Ce sont en tout quatorze individus et une dizaine d’organisations d’extrême droite qui sont mis en cause à ce titre, dans ce procès appelé « Sines versus Kessler ». Parmi les organisations, deux chapitres du Ku Klux Klan, le National Socialist Movement, la League of the South, le Traditionaliste Worker Party, Identity Europa et Vanguard America, le groupe auquel James Alex Fields, Jr – le conducteur de la voiture belier – est soupçonné d’avoir appartenu.

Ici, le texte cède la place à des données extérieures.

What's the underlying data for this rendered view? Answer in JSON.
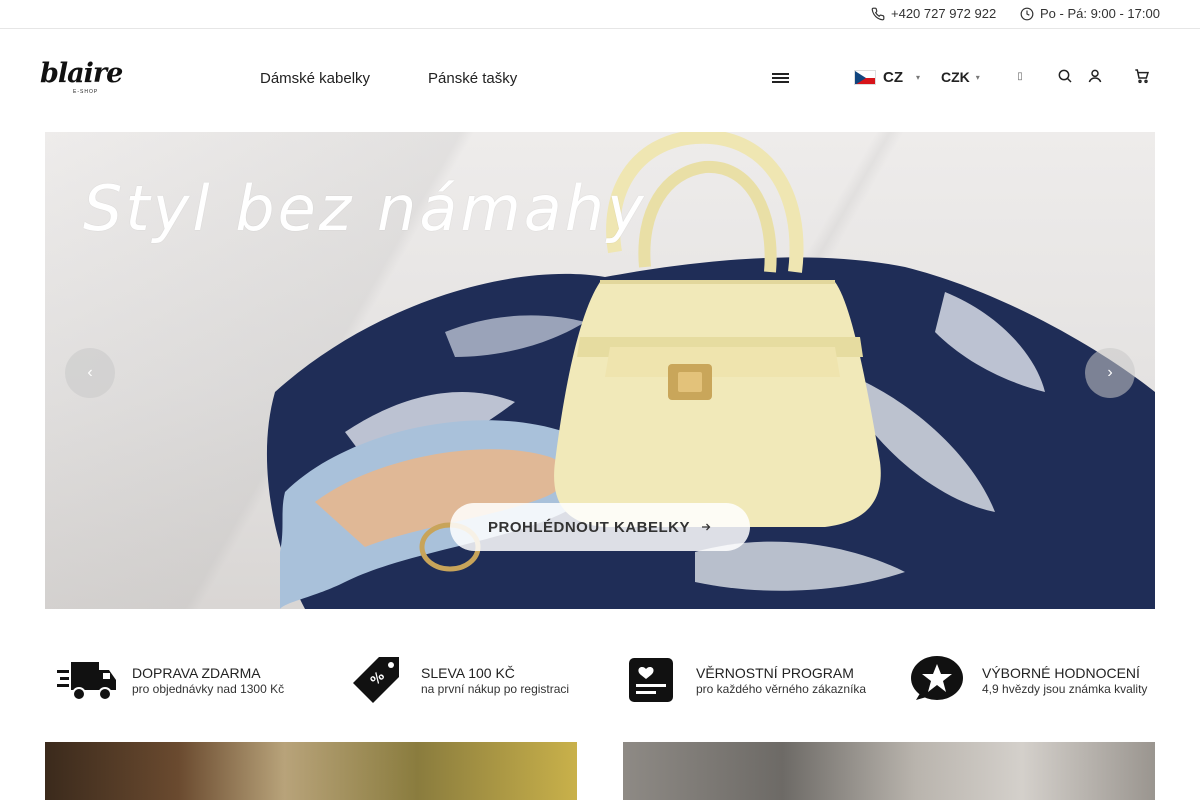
{
  "topbar": {
    "phone": "+420 727 972 922",
    "hours": "Po - Pá: 9:00 - 17:00"
  },
  "header": {
    "logo_text": "blaire",
    "logo_sub": "E-SHOP",
    "nav": [
      "Dámské kabelky",
      "Pánské tašky"
    ],
    "language": "CZ",
    "currency": "CZK",
    "icons": [
      "menu-icon",
      "search-icon",
      "user-icon",
      "cart-icon"
    ]
  },
  "hero": {
    "title": "Styl bez námahy",
    "cta": "PROHLÉDNOUT KABELKY",
    "colors": {
      "scarf_navy": "#1f2d57",
      "bag_cream": "#f1e9b9",
      "strap_blue": "#a9c1da"
    }
  },
  "benefits": [
    {
      "title": "DOPRAVA ZDARMA",
      "desc": "pro objednávky nad 1300 Kč",
      "icon": "truck-icon"
    },
    {
      "title": "SLEVA 100 KČ",
      "desc": "na první nákup po registraci",
      "icon": "discount-tag-icon"
    },
    {
      "title": "VĚRNOSTNÍ PROGRAM",
      "desc": "pro každého věrného zákazníka",
      "icon": "loyalty-card-icon"
    },
    {
      "title": "VÝBORNÉ HODNOCENÍ",
      "desc": "4,9 hvězdy jsou známka kvality",
      "icon": "star-bubble-icon"
    }
  ]
}
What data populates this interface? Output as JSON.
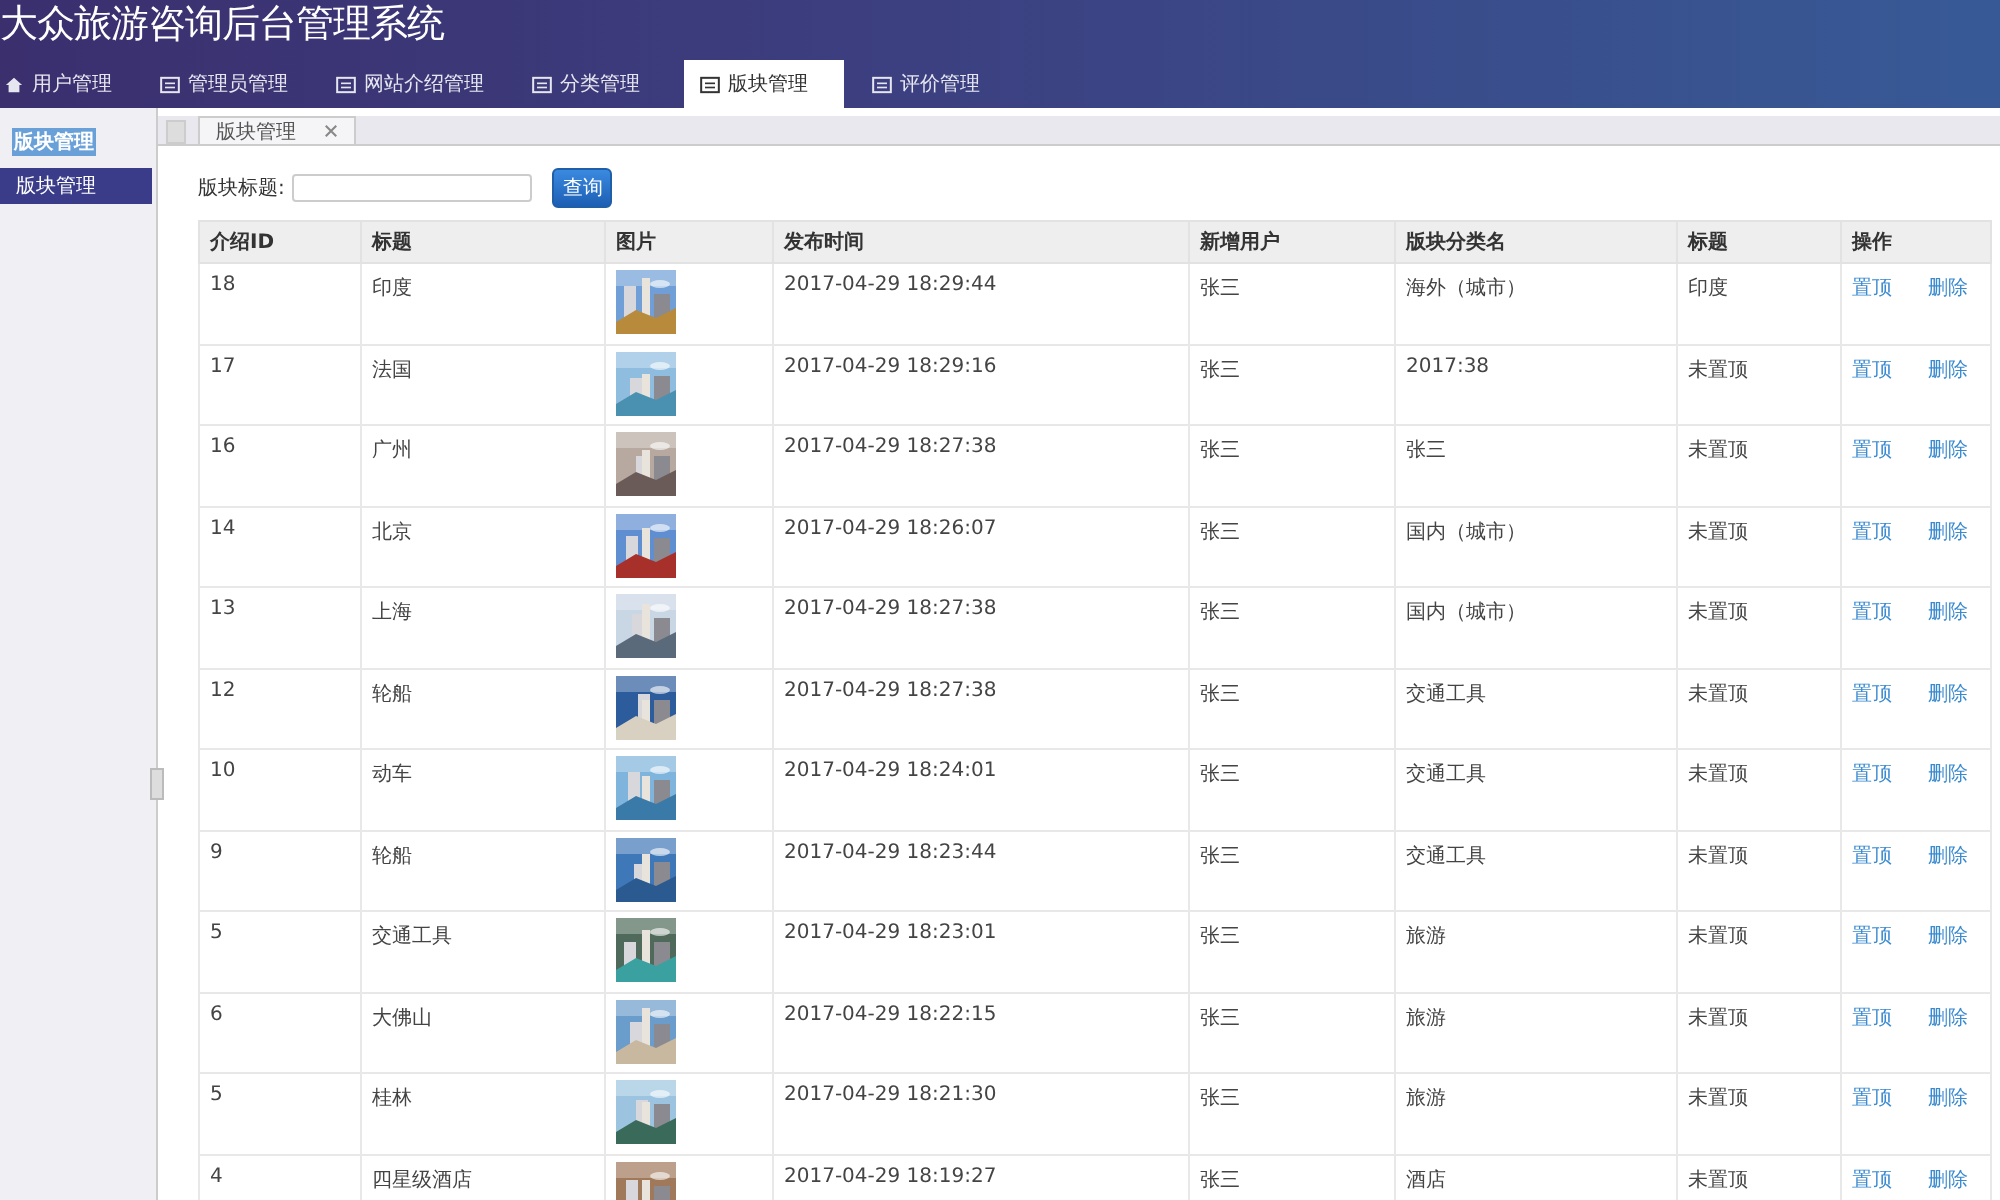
{
  "app_title": "大众旅游咨询后台管理系统",
  "nav_tabs": [
    {
      "label": "用户管理",
      "kind": "home",
      "selected": false
    },
    {
      "label": "管理员管理",
      "kind": "page",
      "selected": false
    },
    {
      "label": "网站介绍管理",
      "kind": "page",
      "selected": false
    },
    {
      "label": "分类管理",
      "kind": "page",
      "selected": false
    },
    {
      "label": "版块管理",
      "kind": "page",
      "selected": true
    },
    {
      "label": "评价管理",
      "kind": "page",
      "selected": false
    }
  ],
  "sidebar": {
    "title": "版块管理",
    "items": [
      {
        "label": "版块管理",
        "selected": true
      }
    ]
  },
  "page_tabs": [
    {
      "label": "版块管理"
    }
  ],
  "search": {
    "label": "版块标题:",
    "button": "查询"
  },
  "table": {
    "columns": [
      "介绍ID",
      "标题",
      "图片",
      "发布时间",
      "新增用户",
      "版块分类名",
      "标题",
      "操作"
    ],
    "rows": [
      {
        "id": "18",
        "title": "印度",
        "time": "2017-04-29 18:29:44",
        "user": "张三",
        "category": "海外（城市）",
        "status": "印度",
        "actions": [
          "置顶",
          "删除"
        ]
      },
      {
        "id": "17",
        "title": "法国",
        "time": "2017-04-29 18:29:16",
        "user": "张三",
        "category": "2017:38",
        "status": "未置顶",
        "actions": [
          "置顶",
          "删除"
        ]
      },
      {
        "id": "16",
        "title": "广州",
        "time": "2017-04-29 18:27:38",
        "user": "张三",
        "category": "张三",
        "status": "未置顶",
        "actions": [
          "置顶",
          "删除"
        ]
      },
      {
        "id": "14",
        "title": "北京",
        "time": "2017-04-29 18:26:07",
        "user": "张三",
        "category": "国内（城市）",
        "status": "未置顶",
        "actions": [
          "置顶",
          "删除"
        ]
      },
      {
        "id": "13",
        "title": "上海",
        "time": "2017-04-29 18:27:38",
        "user": "张三",
        "category": "国内（城市）",
        "status": "未置顶",
        "actions": [
          "置顶",
          "删除"
        ]
      },
      {
        "id": "12",
        "title": "轮船",
        "time": "2017-04-29 18:27:38",
        "user": "张三",
        "category": "交通工具",
        "status": "未置顶",
        "actions": [
          "置顶",
          "删除"
        ]
      },
      {
        "id": "10",
        "title": "动车",
        "time": "2017-04-29 18:24:01",
        "user": "张三",
        "category": "交通工具",
        "status": "未置顶",
        "actions": [
          "置顶",
          "删除"
        ]
      },
      {
        "id": "9",
        "title": "轮船",
        "time": "2017-04-29 18:23:44",
        "user": "张三",
        "category": "交通工具",
        "status": "未置顶",
        "actions": [
          "置顶",
          "删除"
        ]
      },
      {
        "id": "5",
        "title": "交通工具",
        "time": "2017-04-29 18:23:01",
        "user": "张三",
        "category": "旅游",
        "status": "未置顶",
        "actions": [
          "置顶",
          "删除"
        ]
      },
      {
        "id": "6",
        "title": "大佛山",
        "time": "2017-04-29 18:22:15",
        "user": "张三",
        "category": "旅游",
        "status": "未置顶",
        "actions": [
          "置顶",
          "删除"
        ]
      },
      {
        "id": "5",
        "title": "桂林",
        "time": "2017-04-29 18:21:30",
        "user": "张三",
        "category": "旅游",
        "status": "未置顶",
        "actions": [
          "置顶",
          "删除"
        ]
      },
      {
        "id": "4",
        "title": "四星级酒店",
        "time": "2017-04-29 18:19:27",
        "user": "张三",
        "category": "酒店",
        "status": "未置顶",
        "actions": [
          "置顶",
          "删除"
        ]
      }
    ]
  }
}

Aux côtés de Richard Spencer, principal fondateur du mouvement Alt-Right, on retrouve notamment Jason Kessler, des Proud Boy, le résident de Charlottesville qui a eu en charge l’aspect logistique du rassemblement, James Alex Fields, Jr, ou encore Christopher Cantwell, dont les larmes, capturées en vidéo quand il apprend que la police le recherche suite au rassemblement, lui ont valu le surnom de « Crying Nazi ».

Si le banc de la défense ressemble à un Who’s Who? de l’Alt-right, c’est que le rassemblement Unite the Right se voulait une unification du mouvement et une démonstration de force, quelques mois après la victoire de Donald Trump, qu’elle analyse comme la sienne, et alors que le mouvement Black Lives Matter se mobilisait.

 

Un procès inédit

 

Si ce procès est inédit, c’est donc déjà par son ampleur. En effet, si les poursuites civiles à l’encontre des groupes d’extrême droite sont une pratique déjà bien rodée (le Southern Poverty Law Center y a régulièrement recours) c’est habituellement à l’encontre d’un seul groupuscule à la fois. Mais l’ambition de l’association Integrity First for America (IFA) – qui accompagne les neuf requérants, toutes des victimes du rassemblement Unite the Right – est d’une autre envergure : mettre financièrement à genoux le mouvement alt-right à travers le pays, et ne pas laisser les instigateurs de ces évènements tragiques impunis.

En effet, si les manifestations d’extrême droite de Charlottesville ont déjà donné lieu à deux condamnations pénales pour l’attaque à la voiture bélier et pour le passage à tabac d’un militant antiraciste par quatre suprémacistes blancs, les organisateurs doivent, eux, faire face à la justice civile. Ils n’encourent donc pas de détention, mais des sanctions financières importantes. Suffisamment importantes, espèrent les plaignants, pour les priver de tout moyen de nuire.

Autre aspect inédit, la procédure, amorcée en 2017, s’appuie sur la loi dite « Ku Klux Klan » de 1871, qui permet de poursuivre des particuliers pour avoir « conspiré dans le but de priver de leurs droits civiques des citoyens ». Les plaignants vont donc devoir prouver que les quatorze poursuivies sont bien les organisateurs de Unite the Right, et qu’ils concevaient bien ce dernier comme un évènement violent, dans le but d’imposer leur idéologie raciste. Pour cela, et c’est aussi une nouveauté, l’équipe d’avocats réputés réunie par l’IFA dispose d’une impressionnante quantité de données. Des messages publics d’appel à participer à Unite the Right à la rhétorique raciste et guerrière, mais aussi des centaines de messages privés échangés par les différents co-accusés, dont des conversations discord révélées par le collectif de journalistes Unicorn Riot.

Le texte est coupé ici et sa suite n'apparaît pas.